Competitive Poaching in Sponsored Search Advertising and Its Strategic Impact on Traditional Advertising

Citation
Sayedi, Amin et al., Competitive Poaching in Sponsored Search Advertising and Its Strategic Impact on Traditional Advertising, Marketing science , 33(4), 2014, pp. 586-608
Journal title
ISSN journal
07322399
Volume
33
Issue
4
Year of publication
2014
Pages
586 - 608
Database
ACNP
SICI code
Abstract
Traditional advertising, such as TV and print advertising, primarily builds awareness of a firm's product among consumers, whereas sponsored search advertising on a search engine can target consumers closer to making a purchase because they reveal their interest by searching for a relevant keyword.
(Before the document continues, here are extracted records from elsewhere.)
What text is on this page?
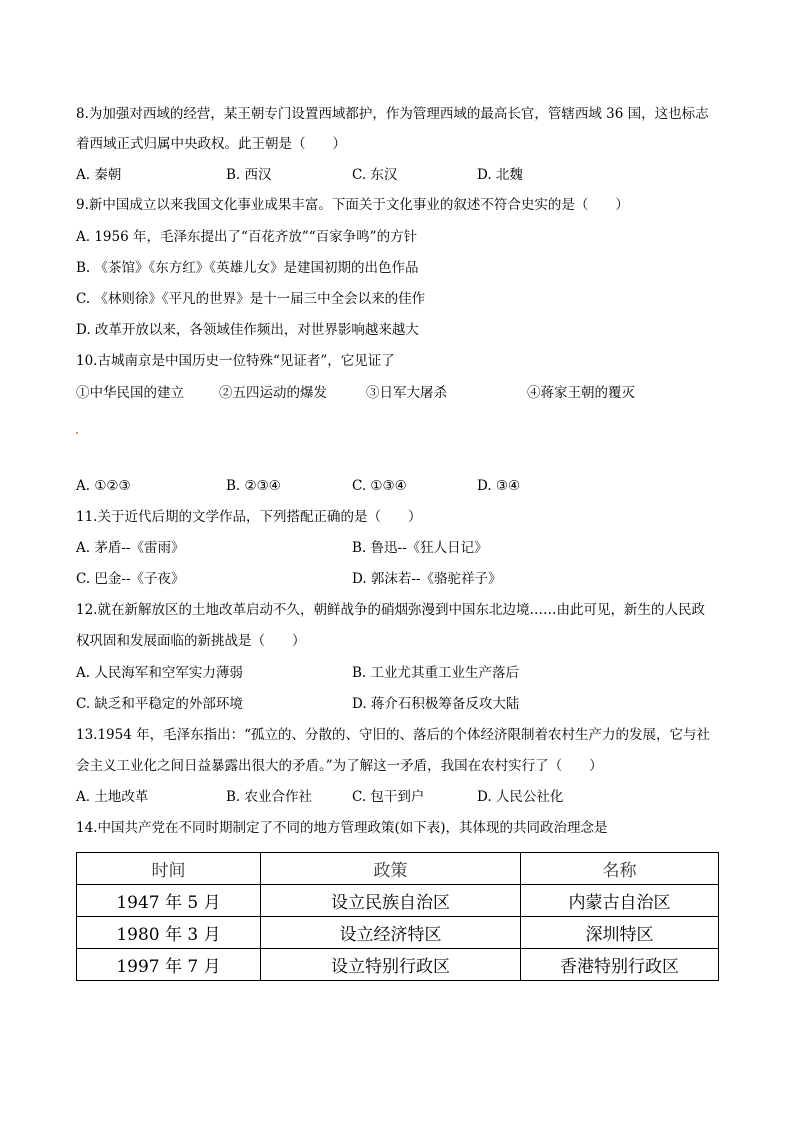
8.为加强对西域的经营，某王朝专门设置西域都护，作为管理西域的最高长官，管辖西域 36 国，这也标志
着西域正式归属中央政权。此王朝是（　　）
A. 秦朝	B. 西汉	C. 东汉	D. 北魏
9.新中国成立以来我国文化事业成果丰富。下面关于文化事业的叙述不符合史实的是（　　）
A. 1956 年，毛泽东提出了“百花齐放”“百家争鸣”的方针
B. 《茶馆》《东方红》《英雄儿女》是建国初期的出色作品
C. 《林则徐》《平凡的世界》是十一届三中全会以来的佳作
D. 改革开放以来，各领域佳作频出，对世界影响越来越大
10.古城南京是中国历史一位特殊“见证者”，它见证了
①中华民国的建立	②五四运动的爆发	③日军大屠杀	④蒋家王朝的覆灭
A. ①②③	B. ②③④	C. ①③④	D. ③④
11.关于近代后期的文学作品，下列搭配正确的是（　　）
A. 茅盾--《雷雨》	B. 鲁迅--《狂人日记》
C. 巴金--《子夜》	D. 郭沫若--《骆驼祥子》
12.就在新解放区的土地改革启动不久，朝鲜战争的硝烟弥漫到中国东北边境……由此可见，新生的人民政
权巩固和发展面临的新挑战是（　　）
A. 人民海军和空军实力薄弱	B. 工业尤其重工业生产落后
C. 缺乏和平稳定的外部环境	D. 蒋介石积极筹备反攻大陆
13.1954 年，毛泽东指出：“孤立的、分散的、守旧的、落后的个体经济限制着农村生产力的发展，它与社
会主义工业化之间日益暴露出很大的矛盾。”为了解这一矛盾，我国在农村实行了（　　）
A. 土地改革	B. 农业合作社	C. 包干到户	D. 人民公社化
14.中国共产党在不同时期制定了不同的地方管理政策(如下表)，其体现的共同政治理念是
时间	政策	名称
1947 年 5 月	设立民族自治区	内蒙古自治区
1980 年 3 月	设立经济特区	深圳特区
1997 年 7 月	设立特别行政区	香港特别行政区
Increased consumer targetability in sponsored search advertising induces a firm to "poach" a competing firm's consumers by directly advertising on the competing firm's keywords; in other words, the poaching firm tries to obtain more than its "fair share" of sales through sponsored search advertising by free riding on the market created by the firm being poached. Using a game theory model with firms of different advertising budgets, we study the phenomenon of poaching, its impact on how firms allocate their advertising budgets to traditional and sponsored search advertising, and the search engine's policy on poaching. We find that, as budget asymmetry increases, the smaller-budget firm poaches more on the keywords of the larger-budget firm. This may induce the larger-budget firm to allocate more of its budget to traditional advertising, which, in turn, hurts the search engine's advertising revenues. Therefore, paradoxically, even though poaching increases competition in sponsored search advertising, the search engine can benefit from limiting the extent of poaching. This explains why major search engines use "ad relevance" measures to handicap poaching on trademarked keywords.